Джамбул Джабаев: Приключения казахского акына в советской стране - [71]
До 1936–1938 годов все фильмы в СССР выпускались в немом и звуковом вариантах — с незначительной разницей, это касалось не только «Трех песен», но и таких разговорных фильмов, как «Чапаев» и «Ленин в Октябре»[352]. Подобная политика была вызвана не духом мультимедиального эксперимента, а отсутствием звуковой аппаратуры для кинотеатров, особенно в сельской местности. Однако при этом изображение должно было ассоциировать все возможности звука. Эйзенштейн достиг в «Александре Невском» (1938) такой виртуозности в замене одного ряда другим, что фильм транслировался по британскому радио в 1943 году как звуковая дорожка — без «заметных» потерь. Звук передавал «содержание» изображения. В 1934 году выпускается фильм о XVII съезде партии, где мы видим выступающих представителей оппозиции — Радека, Бухарина, Пятакова, — но не слышим их, так как фильм немой. Скупой текст титров дает весьма приблизительную информацию о содержании речей оппозиции. Решение документировать съезд как немой документ выразительных жестикулирующих тел (хотя звуковое кино уже существует и процесс Промпартии снимается Яковом Посельским в 1931 году как звуковой документ) может быть объяснено разными причинами — техническими проблемами синхронной съемки, цензурной осторожностью и — медиальной утопией эпохи: способностью изображения передавать словесный ряд и наоборот.
Этот мистический синкретизм совсем по-иному передал фильм о Джамбуле, снятый Ефимом Дзиганом по сценарию Николая Погодина и Абдильды Тажибаева в 1952 году. Фильм был подвергнут переработкам после смерти Сталина, поэтому новая редакция фильма, датированная 1968 годом, расходится с напечатанным в серии «Библиотека кинодраматургии» сценарием[353]. Сцены со Сталиным отсутствуют, и это обедняет рассказанную фильмом историю Джамбула как фигуры, созданной современными медиями, потому что Сталин в сценарии был представлен как фигура, управляющая этими медиями.
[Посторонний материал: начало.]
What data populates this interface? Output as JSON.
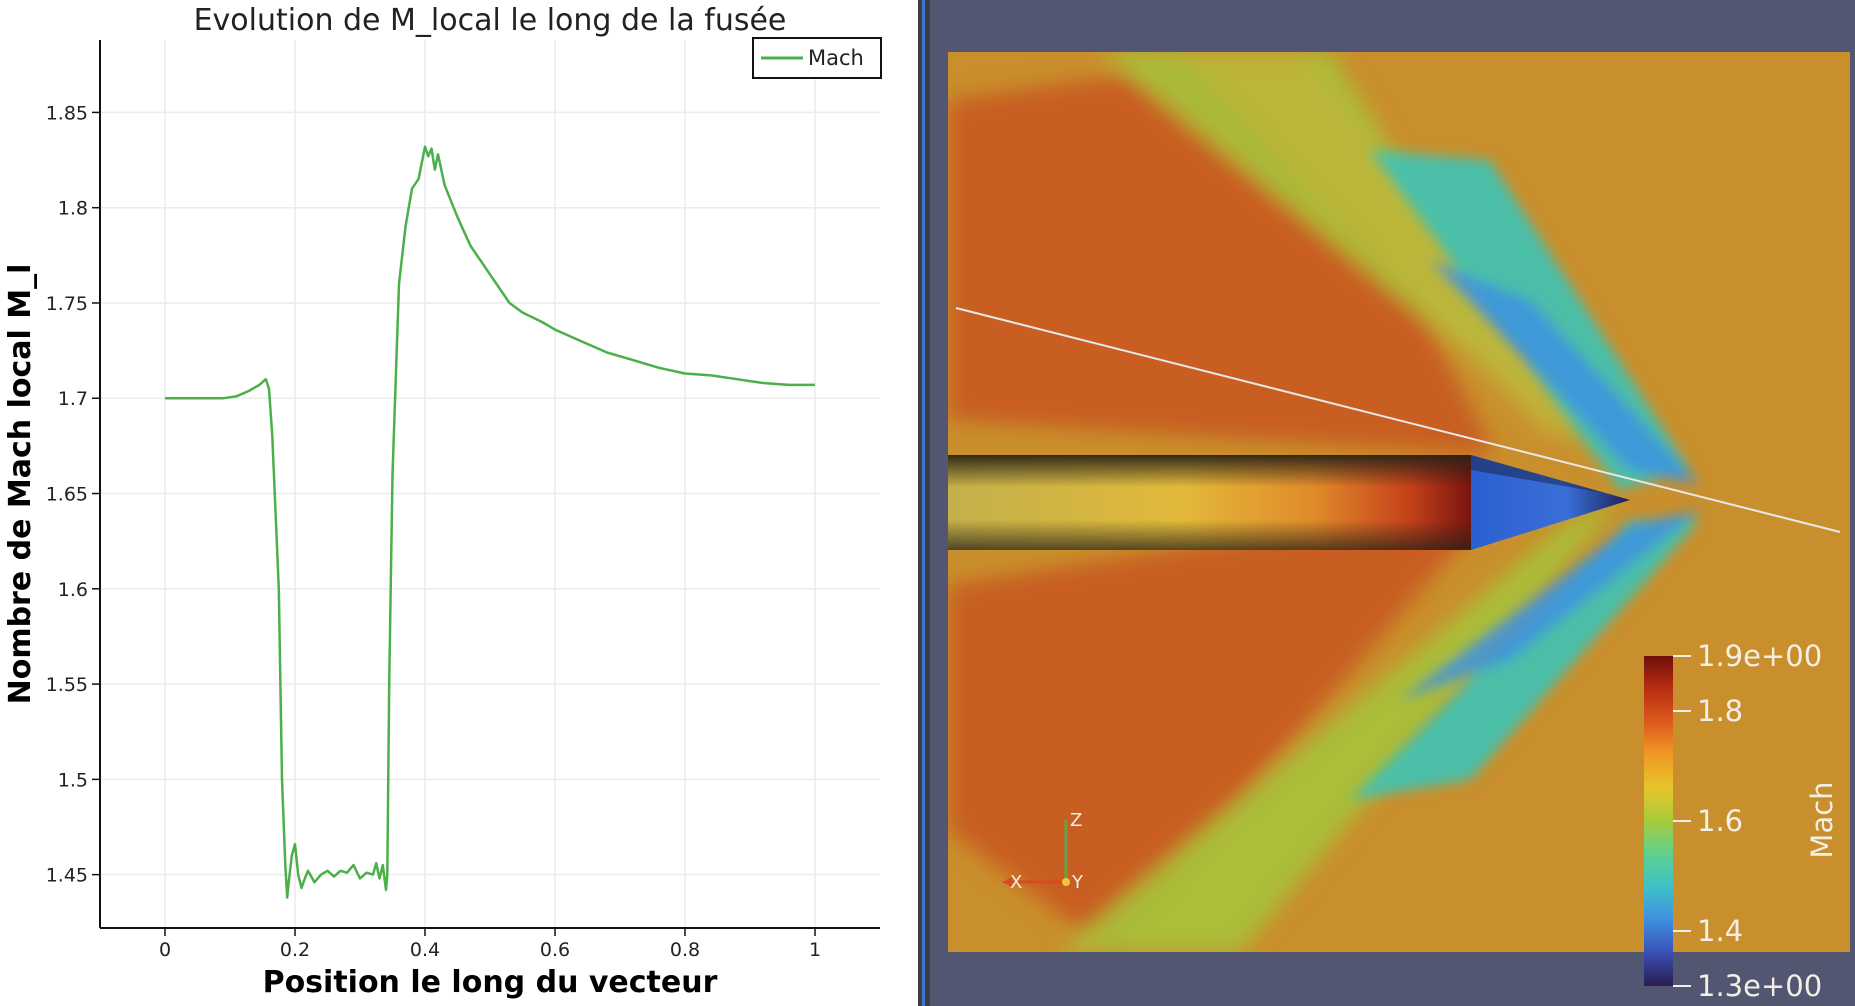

В фильме уже нет круговых нарративных структур, оральный сказ превращен в роман о жизни поэта, который экранизируется в кино, и этот «биопик» построен на переплетении двух сюжетных линий. Обе они связаны типологически с ориентальным фильмом Вертова, но оформлены во временные линейные структуры. Метанарратив советского национального фильма о просвещении и секуляризации, которые идут из России, применившей западную модель, марксизм, в восточной стране, был передан «Тремя песнями» через образ «света», Ленина-луча, озарившего, просветившего женщин. Здесь образ преобразован в историю казахского бедняка Джамбула (в исполнении Шакена Айманова), который встречает сосланного русского революционера. Этот революционер воплощает «луч» просвещения. Благодаря непосредственному контакту Джамбул становится посредником между западным мышлением и социалистической тактикой преобразования феодальных структур в странах советского Ориента.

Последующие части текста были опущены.